Naomi in the Shop
We normally go into the shop on Sundays as a family, but last Sunday Jon and Caleb were off doing their own thing, so it was just me and Naomi holding down the fort. It’s always precarious because I’m left to do such questionable things as answer the phone and customer questions about their online orders, or let rogue passersby into the shop to browse and then spend twenty minutes standing at the checkout making awkward small talk while I try to figure out which buttons to press on the debit machine. “Oh no, no. No problem at all. Just grateful you let us in, you know,” they say, with a discreet flick of the wrist. “Really lovely shop, you’ve got.”
Naomi has a mind all her own, various ideas that usually include either the dismantling of something or getting a snack. Both Caleb and Naomi are shop babies that have, somehow, turned into shop kids, and it’s a magical world for them, to come into the warehouse and main shop, a place of actual commerce as compared to the studio shop, which is a relic of the past, a museum archive.

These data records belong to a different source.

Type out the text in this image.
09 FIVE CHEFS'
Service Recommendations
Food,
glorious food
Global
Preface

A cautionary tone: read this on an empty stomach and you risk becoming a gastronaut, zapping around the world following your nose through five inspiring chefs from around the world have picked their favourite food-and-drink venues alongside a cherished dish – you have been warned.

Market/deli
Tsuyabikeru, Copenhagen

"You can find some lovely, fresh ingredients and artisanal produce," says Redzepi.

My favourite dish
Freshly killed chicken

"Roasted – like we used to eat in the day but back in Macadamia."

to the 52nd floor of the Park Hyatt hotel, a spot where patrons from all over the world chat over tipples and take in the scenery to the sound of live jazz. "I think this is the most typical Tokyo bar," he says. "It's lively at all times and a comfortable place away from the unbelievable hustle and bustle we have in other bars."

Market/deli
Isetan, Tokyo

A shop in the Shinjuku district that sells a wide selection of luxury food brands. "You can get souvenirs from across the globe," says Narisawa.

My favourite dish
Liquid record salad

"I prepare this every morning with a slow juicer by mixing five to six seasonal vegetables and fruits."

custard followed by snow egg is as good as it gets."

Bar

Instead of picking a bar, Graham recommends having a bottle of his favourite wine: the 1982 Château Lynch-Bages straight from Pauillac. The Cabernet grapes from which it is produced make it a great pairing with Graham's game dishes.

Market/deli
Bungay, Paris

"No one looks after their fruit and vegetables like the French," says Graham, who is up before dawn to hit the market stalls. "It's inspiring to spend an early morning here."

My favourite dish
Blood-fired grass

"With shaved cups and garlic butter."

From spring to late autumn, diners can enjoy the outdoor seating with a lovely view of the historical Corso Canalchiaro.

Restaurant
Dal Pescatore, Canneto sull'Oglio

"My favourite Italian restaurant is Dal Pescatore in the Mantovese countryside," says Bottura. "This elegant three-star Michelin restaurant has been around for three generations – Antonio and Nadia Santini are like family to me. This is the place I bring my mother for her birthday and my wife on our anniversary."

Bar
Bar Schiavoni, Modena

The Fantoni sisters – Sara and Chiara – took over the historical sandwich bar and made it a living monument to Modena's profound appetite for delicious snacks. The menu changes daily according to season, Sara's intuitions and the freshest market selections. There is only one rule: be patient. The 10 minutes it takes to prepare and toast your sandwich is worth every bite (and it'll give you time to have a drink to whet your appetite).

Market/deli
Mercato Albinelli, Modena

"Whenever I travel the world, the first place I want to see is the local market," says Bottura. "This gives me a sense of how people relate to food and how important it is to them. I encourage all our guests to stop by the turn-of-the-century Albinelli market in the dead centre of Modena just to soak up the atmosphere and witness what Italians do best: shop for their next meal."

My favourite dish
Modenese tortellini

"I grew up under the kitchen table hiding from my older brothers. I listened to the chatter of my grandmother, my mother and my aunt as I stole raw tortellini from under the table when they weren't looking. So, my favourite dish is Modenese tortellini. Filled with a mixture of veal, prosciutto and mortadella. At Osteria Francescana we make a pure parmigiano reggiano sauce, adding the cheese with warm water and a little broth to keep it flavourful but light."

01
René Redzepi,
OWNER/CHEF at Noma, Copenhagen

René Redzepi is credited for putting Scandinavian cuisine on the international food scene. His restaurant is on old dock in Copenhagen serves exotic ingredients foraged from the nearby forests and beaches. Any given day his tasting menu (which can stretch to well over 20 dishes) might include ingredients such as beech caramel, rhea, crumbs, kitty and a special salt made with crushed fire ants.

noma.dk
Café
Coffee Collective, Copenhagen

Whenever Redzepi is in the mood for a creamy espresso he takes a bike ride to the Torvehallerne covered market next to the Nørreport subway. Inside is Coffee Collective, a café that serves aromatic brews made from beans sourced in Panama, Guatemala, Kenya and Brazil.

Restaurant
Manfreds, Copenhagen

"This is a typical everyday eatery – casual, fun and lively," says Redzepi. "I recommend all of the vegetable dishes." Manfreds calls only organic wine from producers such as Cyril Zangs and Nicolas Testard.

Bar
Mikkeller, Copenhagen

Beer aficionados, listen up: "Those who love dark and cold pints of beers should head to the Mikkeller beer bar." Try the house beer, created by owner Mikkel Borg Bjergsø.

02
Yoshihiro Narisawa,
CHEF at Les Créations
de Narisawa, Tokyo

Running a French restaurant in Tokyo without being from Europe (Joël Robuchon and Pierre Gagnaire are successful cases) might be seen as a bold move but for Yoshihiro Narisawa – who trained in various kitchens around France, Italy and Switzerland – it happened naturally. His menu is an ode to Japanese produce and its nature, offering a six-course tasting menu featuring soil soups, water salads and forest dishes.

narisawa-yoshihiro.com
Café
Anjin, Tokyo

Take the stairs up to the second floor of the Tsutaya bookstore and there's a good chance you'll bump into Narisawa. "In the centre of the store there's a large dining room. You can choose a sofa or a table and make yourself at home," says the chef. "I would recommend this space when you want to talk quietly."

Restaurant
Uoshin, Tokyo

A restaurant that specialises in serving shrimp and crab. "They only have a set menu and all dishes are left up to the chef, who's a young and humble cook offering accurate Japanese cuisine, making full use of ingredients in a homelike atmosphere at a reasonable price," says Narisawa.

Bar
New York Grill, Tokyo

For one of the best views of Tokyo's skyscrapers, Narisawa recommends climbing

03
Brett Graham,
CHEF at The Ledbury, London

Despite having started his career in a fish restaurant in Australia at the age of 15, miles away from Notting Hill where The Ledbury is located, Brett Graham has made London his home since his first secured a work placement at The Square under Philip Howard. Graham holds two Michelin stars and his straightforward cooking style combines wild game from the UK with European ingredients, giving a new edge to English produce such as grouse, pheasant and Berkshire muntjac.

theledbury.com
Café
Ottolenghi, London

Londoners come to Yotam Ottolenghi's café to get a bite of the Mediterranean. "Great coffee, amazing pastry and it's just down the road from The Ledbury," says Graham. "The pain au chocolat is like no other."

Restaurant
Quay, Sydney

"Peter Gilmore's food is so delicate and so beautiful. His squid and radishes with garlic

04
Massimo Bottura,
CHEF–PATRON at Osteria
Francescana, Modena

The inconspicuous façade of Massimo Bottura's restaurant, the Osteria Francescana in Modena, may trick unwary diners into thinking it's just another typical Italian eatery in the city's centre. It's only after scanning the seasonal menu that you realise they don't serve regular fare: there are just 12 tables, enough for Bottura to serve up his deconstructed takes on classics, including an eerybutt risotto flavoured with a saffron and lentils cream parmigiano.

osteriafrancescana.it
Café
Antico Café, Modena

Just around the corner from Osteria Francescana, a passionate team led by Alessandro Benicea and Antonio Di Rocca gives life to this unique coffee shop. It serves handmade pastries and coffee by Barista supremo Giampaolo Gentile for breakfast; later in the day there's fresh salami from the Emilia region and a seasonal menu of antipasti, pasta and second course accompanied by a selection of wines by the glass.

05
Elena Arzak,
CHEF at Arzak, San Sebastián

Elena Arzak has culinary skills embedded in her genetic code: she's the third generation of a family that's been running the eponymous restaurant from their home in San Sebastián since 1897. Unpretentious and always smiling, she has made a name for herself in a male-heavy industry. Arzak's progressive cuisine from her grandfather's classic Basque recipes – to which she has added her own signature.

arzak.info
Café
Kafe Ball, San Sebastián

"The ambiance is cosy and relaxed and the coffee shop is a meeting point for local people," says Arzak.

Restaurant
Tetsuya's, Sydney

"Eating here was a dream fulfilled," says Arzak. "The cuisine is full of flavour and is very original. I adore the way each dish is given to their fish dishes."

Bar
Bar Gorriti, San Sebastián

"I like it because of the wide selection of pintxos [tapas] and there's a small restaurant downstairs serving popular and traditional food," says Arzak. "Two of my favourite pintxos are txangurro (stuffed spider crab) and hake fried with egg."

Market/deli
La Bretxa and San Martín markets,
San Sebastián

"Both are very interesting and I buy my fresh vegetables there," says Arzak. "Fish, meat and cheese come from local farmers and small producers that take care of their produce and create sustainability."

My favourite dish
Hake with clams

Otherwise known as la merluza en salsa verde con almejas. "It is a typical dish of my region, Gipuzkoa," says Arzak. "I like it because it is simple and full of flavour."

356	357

Caleb has, to my delight, begun to actually be productive, helpful in the shop, although I walk that balance all the time, of having him help, contribute to the family business versus giving him the limited freedom he can get as a shop kid encumbered by his parents’ “career” choices. He occasionally helps to sign postcards, and I used to be quite careful about who could receive that illegible scrawl, but now that his handwriting has improved, his postcards are sent out into the world with only limited abandon.
Naomi, on the other, is more of a wild card. She both wants to help and doesn’t want to help. It’s not quite like helping in the kitchen where it’s going to be okay if you don’t peel that carrot perfectly, we’re still going to eat it and tell you you’re wonderful. In the shop, though, you cannot just price tag notebooks with whatever numbers you like, or arbitrarily put packing stickers all over someone’s package. While some customers might not mind it, some customers might, and more importantly papa is going to tell you how much each of those stickers costs.
But it was a delight. A Sunday spent reorganizing the displays, price gunning, standing in front of tables, getting snacks from Agenda, the cafe around the corner, while we waited for Jon and Caleb to come pick us up.
These are my golden days, and I know they are numbered, so I will take them while I have them. If I should be so lucky as to live to a ripe old age, I know these will be my favourite of the days and years I ever have, these days so golden and bright it hurts, the hours passed in the shop with little feet running around, building forts out of cardboard, pricing overripe squash, walking hand in hand to get a special treat around the corner. I know ahead of me are the years when the kids are off on their own adventures on a Sunday afternoon, or for months or years at a time, but for now, we will read our story books in the front window with our cookies and tea.
Comments
LeeAnn said:
Naomi is so big and tall!
I am sure she loved being first helper, not second helper behind Caleb.